The company’s strategy is to diversify its international portfolio of mobile wireless investments
while, at the same time, clustering its properties in order to achieve organizational focus and consolidation value, he
said.
Based on how it gauges the potential return on investment of a given market, TIW will tailor its participation,
ranging from outright network ownership to various kinds of alliances and sponsorships, Ducharme added.
Brazil
ranks first in TIW’s basket of wireless services, accounting for 828,000 of the company’s 1.5 million total subscribers at
the end of last year.
The publicly traded company, whose founding shareholder is Telesystem Ltd., the largest
privately held telecommunications group in Canada, entered Brazil’s cellular market in 1997. Its subsidiary, Americel
S.A., a TDMA carrier, became the first non-governmental cellular operator in Brazil when it launched service in
December 1997 in the metropolitan area of Brasilia, the federal capital.
Last year, through its 49-percent stake in
Telpart Participacoes S.A., TIW acquired two of Brazil’s eight A-band Telebras spin-off cellular companies. Telemig
Celular Participacoes S.A. serves the state of Minas Gerais. Tele Norte Celular Participaoes S.A. has equity interests in
five wireless carriers whose service territories are in the northern states of Amazonas, Para, Maranhao, Amapa and
Roraima.
“Brazilians don’t have telephones and they like mobile phones.
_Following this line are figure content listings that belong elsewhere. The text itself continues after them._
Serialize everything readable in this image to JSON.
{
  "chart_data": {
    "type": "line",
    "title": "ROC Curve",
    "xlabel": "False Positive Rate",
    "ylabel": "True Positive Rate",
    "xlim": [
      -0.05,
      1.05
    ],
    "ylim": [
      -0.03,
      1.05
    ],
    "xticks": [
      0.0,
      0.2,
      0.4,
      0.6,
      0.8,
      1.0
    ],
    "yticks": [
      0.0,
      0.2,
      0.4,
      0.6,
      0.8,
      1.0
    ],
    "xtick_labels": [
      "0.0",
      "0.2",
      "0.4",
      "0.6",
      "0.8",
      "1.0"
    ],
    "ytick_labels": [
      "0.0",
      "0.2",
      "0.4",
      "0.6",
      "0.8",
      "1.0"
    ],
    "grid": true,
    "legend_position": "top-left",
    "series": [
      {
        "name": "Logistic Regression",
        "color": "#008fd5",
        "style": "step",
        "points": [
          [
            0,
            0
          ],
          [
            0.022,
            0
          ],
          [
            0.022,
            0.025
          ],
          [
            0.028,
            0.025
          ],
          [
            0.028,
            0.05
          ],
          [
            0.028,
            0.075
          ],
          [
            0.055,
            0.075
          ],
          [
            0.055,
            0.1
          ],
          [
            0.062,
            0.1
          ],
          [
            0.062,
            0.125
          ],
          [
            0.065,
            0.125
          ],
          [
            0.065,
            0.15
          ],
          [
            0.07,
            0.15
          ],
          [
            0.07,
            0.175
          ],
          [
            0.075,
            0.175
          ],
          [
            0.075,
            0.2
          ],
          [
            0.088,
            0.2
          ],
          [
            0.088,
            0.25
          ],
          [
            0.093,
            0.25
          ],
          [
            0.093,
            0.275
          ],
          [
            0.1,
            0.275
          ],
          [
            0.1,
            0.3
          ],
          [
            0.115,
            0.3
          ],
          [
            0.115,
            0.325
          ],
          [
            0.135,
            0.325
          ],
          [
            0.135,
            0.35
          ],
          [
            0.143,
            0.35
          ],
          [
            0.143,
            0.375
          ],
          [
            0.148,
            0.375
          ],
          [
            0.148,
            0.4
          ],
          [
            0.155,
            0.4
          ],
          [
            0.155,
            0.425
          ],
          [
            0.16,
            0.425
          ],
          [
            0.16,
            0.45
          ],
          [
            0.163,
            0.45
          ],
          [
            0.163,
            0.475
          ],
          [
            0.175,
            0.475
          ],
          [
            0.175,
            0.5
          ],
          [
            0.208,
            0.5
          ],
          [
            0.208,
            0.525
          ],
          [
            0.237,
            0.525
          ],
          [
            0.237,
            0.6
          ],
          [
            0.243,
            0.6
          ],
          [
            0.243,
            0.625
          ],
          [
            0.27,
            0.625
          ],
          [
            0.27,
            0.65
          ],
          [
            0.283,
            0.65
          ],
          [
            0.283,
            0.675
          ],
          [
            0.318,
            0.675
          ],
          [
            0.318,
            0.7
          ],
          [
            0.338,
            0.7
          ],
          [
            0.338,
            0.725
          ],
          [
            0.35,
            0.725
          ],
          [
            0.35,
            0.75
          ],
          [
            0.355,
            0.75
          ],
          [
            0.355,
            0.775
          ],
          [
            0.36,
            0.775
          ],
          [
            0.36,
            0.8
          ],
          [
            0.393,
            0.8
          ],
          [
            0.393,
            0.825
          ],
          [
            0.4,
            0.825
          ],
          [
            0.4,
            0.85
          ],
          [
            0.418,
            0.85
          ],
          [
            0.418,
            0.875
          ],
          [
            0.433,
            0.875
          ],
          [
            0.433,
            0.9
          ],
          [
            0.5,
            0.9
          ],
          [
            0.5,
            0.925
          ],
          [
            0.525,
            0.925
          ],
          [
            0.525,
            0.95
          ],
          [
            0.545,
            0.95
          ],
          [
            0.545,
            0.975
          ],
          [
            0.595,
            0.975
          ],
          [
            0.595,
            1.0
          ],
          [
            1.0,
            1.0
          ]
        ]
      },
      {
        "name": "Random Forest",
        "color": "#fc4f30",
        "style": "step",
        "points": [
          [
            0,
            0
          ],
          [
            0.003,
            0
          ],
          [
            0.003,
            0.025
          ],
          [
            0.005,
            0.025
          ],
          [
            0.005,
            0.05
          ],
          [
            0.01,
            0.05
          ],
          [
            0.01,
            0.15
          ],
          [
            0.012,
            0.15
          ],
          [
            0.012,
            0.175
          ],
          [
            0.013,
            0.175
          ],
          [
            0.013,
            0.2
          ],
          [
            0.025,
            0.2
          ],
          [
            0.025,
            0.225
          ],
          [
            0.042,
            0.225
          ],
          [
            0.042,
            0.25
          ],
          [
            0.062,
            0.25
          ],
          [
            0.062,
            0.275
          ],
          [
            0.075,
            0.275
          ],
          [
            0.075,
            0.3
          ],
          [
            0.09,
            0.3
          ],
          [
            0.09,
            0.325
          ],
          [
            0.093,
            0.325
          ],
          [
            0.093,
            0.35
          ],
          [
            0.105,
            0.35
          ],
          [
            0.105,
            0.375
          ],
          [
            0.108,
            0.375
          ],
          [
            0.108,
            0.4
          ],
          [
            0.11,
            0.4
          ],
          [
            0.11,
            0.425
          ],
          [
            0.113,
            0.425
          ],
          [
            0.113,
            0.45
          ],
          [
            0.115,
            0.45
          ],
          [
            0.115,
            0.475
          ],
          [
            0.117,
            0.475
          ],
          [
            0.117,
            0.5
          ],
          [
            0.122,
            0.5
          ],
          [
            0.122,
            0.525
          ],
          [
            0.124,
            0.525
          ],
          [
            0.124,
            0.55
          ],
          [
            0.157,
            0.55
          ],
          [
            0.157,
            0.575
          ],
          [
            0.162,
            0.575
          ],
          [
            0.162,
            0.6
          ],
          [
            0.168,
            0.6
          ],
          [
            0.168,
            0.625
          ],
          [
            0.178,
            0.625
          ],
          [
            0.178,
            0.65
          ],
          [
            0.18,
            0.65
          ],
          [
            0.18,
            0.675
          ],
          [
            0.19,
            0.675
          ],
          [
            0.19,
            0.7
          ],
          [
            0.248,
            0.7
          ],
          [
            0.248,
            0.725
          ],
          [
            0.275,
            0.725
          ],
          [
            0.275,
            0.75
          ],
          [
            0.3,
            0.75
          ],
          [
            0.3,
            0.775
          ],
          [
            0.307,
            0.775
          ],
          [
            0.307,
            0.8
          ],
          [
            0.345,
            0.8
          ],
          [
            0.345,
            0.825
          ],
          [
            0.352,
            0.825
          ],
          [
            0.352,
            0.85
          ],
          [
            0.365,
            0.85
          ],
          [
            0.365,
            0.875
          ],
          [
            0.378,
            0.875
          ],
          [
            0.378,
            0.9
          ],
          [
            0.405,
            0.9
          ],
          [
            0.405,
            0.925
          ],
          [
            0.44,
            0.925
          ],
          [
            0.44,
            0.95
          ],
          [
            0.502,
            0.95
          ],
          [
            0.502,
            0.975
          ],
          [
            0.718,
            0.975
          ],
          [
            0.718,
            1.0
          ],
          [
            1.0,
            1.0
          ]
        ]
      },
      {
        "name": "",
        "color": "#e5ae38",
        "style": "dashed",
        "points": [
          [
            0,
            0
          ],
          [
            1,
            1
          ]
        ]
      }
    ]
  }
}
Cellular has been in existence for a
long time and uses off-the-shelf technology,” Ducharme said.
An ocean away, Europe is TIW’s second-largest
stronghold. Dolphin, its London-based subsidiary, is in charge of the parent company’s SMR operations in the United
Kingdom, France, Germany, Belgium, Spain and Portugal, and it is the largest SMR provider on the continent. TIW
sees a profitable future in serving the mobile work force of vertical business sectors, including telecom and
transportation.
With Dolphin’s ESMR launch in the United Kingdom later this year, Ducharme said he hopes TIW’s
pioneer role in TETRA deployment will be a worldwide trend setter. As an open standard, TETRA facilitates
competition among infrastructure and handset vendors, providing a cost-cutting advantage to carriers and their
customers.
TETRA also is a natural for facilitating companies’ use of Internet-enabled, just-in-time delivery of
customized goods and services, he added. It offers reliable and inexpensive two-way packet data transmission at the
rate of 28.8 kilobits per second, with the added benefit of permitting simultaneous use of the voice and data
channel.
Because ESMR offers a variety of services in a single device, including two-way messaging, Ducharme
said Dolphin’s initial strategy is to bring in new business users of digital dispatch and to migrate existing analog
customers to this service. “That said, it may well be that some time in the future we would (resell) other services,
like long distance, provided by other carriers,” he said.
TIW also has a small toehold and a wait-and-see
attitude in China and India, where it owns a stake in two small but profitable cellular carriers with a combined customer
base of 20,000: Hunan Huajia Telecommunication Engineering Co. Ltd., which offers service in Changsha, the
capital of the Chinese state of Hunan; and Oasis Cellular, which covers large cities in the Indian state of
Rajasthan.
“In the long run, there is a lot of growth potential as the price of handsets declines and the
addressable market increases, but [cellular] is not quite at the affordability threshold yet,” Ducharme said.
The
chief executive described the company’s strategy and philosophy for emerging markets this way: “Provided you
manage your entry and ongoing costs and you aren’t impatient, you can wait to see if the economics and regulatory
environment will change for the better.”